豪徳寺へ向かう細い通りを歩いていると、可愛い雰囲気のお店が。

高橋:小田急線の豪徳寺駅徒歩数分のところに、佐藤さんが運営するMaar(マール)があります。

オープンはいつですか?

佐藤:2017年の4月です。

高橋:マールには、運営されているWEBショップの商品の子育てグッズや本が置かれています。

まず、先に始められていたWEBショップのことを教えてください。

佐藤:はい。新卒で本屋さんに入ったんですが、その後日本語の先生になって日本と台湾と韓国で日本語の先生をしていました。

その時に韓国人の旦那と知り合って、韓国で結婚して、子供を産んで育てました。

日本で流行りの抱っこ紐って、赤ちゃんが大きくなると反ったりして首の後ろのところが安定しないんですよね。
でも、韓国の抱っこ紐には付属品として頭あてがついてたんです。

これは便利だねっていうことで、日本に帰る時にそこの抱っこ紐会社と契約して。それを輸入して販売するWEBショップを開くことになったんです。

高橋:韓国にいる時にその商品と出会って、その時点ではまだ何もやってなかったけど、良いものなので日本でネットで売るということで持って帰ってきて、WEBショップを始めた、、、?

佐藤:そうです。

帰ってきた時、旦那も韓国にいたから就職するまで2人無職で子供がいる状態になっちゃうんですね。

子供がまだ赤ちゃんなので私もなかなか働きには出られないから、ネットショップならいいんじゃないかっていうすごい軽い気持ちで始めてしまって。

その時って良いと思うものが子育てグッズくらいしかないじゃないですか。子供育てる以外のことしてないから。

高橋:日本に帰国する時に、お仕事はどうする?じゃあネットショップってなって、身の回りにあった良い商品をみつけた。

佐藤:それが抱っこ紐だったんです。

高橋:すごい。商才がありますね(笑)。目の付け所がいい。

佐藤:最初の頃は、おちゃのこネットで月500円のカートを借りて、ほんとに全然大した収入にもならず、だったんですけど。

その後楽天に出店したら、楽天ってショップに1人コンサルタントがつくんですよ。その方がこれ、いきましょう!ってその頭あてを取り上げて。

高橋:目玉商品的な。

佐藤:そう。重点的に売るようにしたらすごく売れて。軌道に乗って旦那も一緒にその仕事をすることになりました。それが今まで続いてきてるんですけど。

高橋:へー!ショップを始めたのって何年位前なんかですか?

佐藤:おちゃのこネットは2006年に始めて、楽天が2011年。

高橋:じゃあ5年間はコンサルとかなしに自分たちで頑張って。すごいなあ。

佐藤:全然。旦那は別の仕事をしていたので、生活費を稼ぐまではなってないですよね。5年の間っていうのはちょこちょこしたことしかやってない。

高橋:でも小さいお子さん育てながらだから。

佐藤:2006年に2人目が生まれて、2008年に3人目が生まれたので。
その間は仕事してるけどしてないみたいな感じなんですよね。

高橋:自分の範囲内でできる仕事をやっていたんですね。

佐藤:そうです。

高橋:楽天との取引が結構大きなポイントでしたね。

佐藤:ちょうど2011年で、韓国料理の飲食店を出す事を考えていたんですけど震災があって、そんなどころじゃないんじゃないかって。

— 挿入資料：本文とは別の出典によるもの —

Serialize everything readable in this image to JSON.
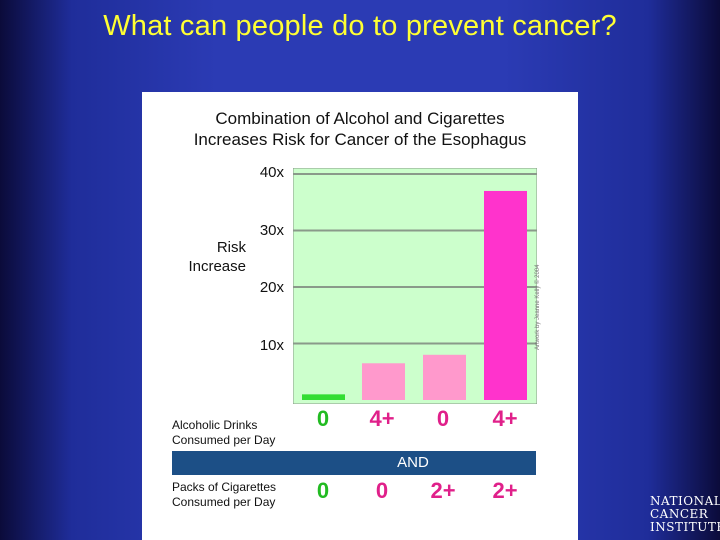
{
  "slide": {
    "title": "What can people do to prevent cancer?"
  },
  "colors": {
    "background": "#2b3bb4",
    "title": "#ffff33",
    "plot_background": "#ccffcc",
    "bar_green": "#33dd33",
    "bar_light_pink": "#ff99cc",
    "bar_magenta": "#ff33cc",
    "and_band": "#1c4f86"
  },
  "chart_data": {
    "type": "bar",
    "title_line1": "Combination of Alcohol and Cigarettes",
    "title_line2": "Increases Risk for Cancer of the Esophagus",
    "ylabel_line1": "Risk",
    "ylabel_line2": "Increase",
    "ylim": [
      0,
      40
    ],
    "yticks": [
      10,
      20,
      30,
      40
    ],
    "ytick_labels": [
      "10x",
      "20x",
      "30x",
      "40x"
    ],
    "grid": true,
    "categories": [
      "0 / 0",
      "4+ / 0",
      "0 / 2+",
      "4+ / 2+"
    ],
    "values": [
      1,
      6.5,
      8,
      37
    ],
    "alcohol_label_line1": "Alcoholic Drinks",
    "alcohol_label_line2": "Consumed per Day",
    "alcohol_values": [
      "0",
      "4+",
      "0",
      "4+"
    ],
    "cigarette_label_line1": "Packs of Cigarettes",
    "cigarette_label_line2": "Consumed per Day",
    "cigarette_values": [
      "0",
      "0",
      "2+",
      "2+"
    ],
    "connector": "AND",
    "credit": "Artwork by Jeanne Kelly © 2004"
  },
  "logo": {
    "line1": "NATIONAL",
    "line2": "CANCER",
    "line3": "INSTITUTE"
  }
}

じゃあ今あるもので、なるべくうちの周りにいた方が安心じゃないですか。子供たちもすぐ帰ってこられるし。ていうことで割とそこで方向転換、二人でこれをやろうっていうことにシフトしていきました。

高橋:2011年に・・・すごいタイミング。

佐藤:結構大きかったですね。
それからわあーっと売り上げが上がっていって。今ちょっと下がり気味ですけど(笑)。
そのまま続いて今に至ります。

●なんでもやればなんとかなるんじゃないかな

高橋:ベビーグッズがメインですが、商品開発は佐藤さんが考えるんですか?

佐藤:収納カバーとか、うちのは裏側が防水加工になってるんですね。

公園とかで子供と遊んでると絶対に汚れるので、そういうときにポンと置くのには防水の方がいいし、雨の時も持ち運べるから・・・

とかっていうのでちょっと変えて作って出す、みたいなことをしてますね。

あと、松陰神社にある子供服のお店の店長と一緒に作ったのが店先にあるお砂場着。自分たちで柄とか決めて。

高橋:そこまで自分たちでやるんですね。

佐藤:パタンナーさんにパターンをお願いして、工場に作ってもらってます。
割とお砂場着も売れてます。

高橋:商品開発って始めはやったことない状態から始めたんですか?

佐藤:全くないですね。未経験。

高橋:すごいー。WEBショップで売るってなったので始めてみて、そこでやりとりしながら覚えていった感じなんですか。

佐藤:そうです。WEBも未経験。

高橋:WEBも!!!

佐藤:パソコンとか苦手というか、やったことなかったので。
画像を貼ることに何時間もかかる感じでした。

高橋:じゃあ始めは試行錯誤しながら。

佐藤:ほんとにひどいもんでしたよ。
でもなんとかなったので、なんでもやればなんとかなるんじゃないかな。テキトー(笑)。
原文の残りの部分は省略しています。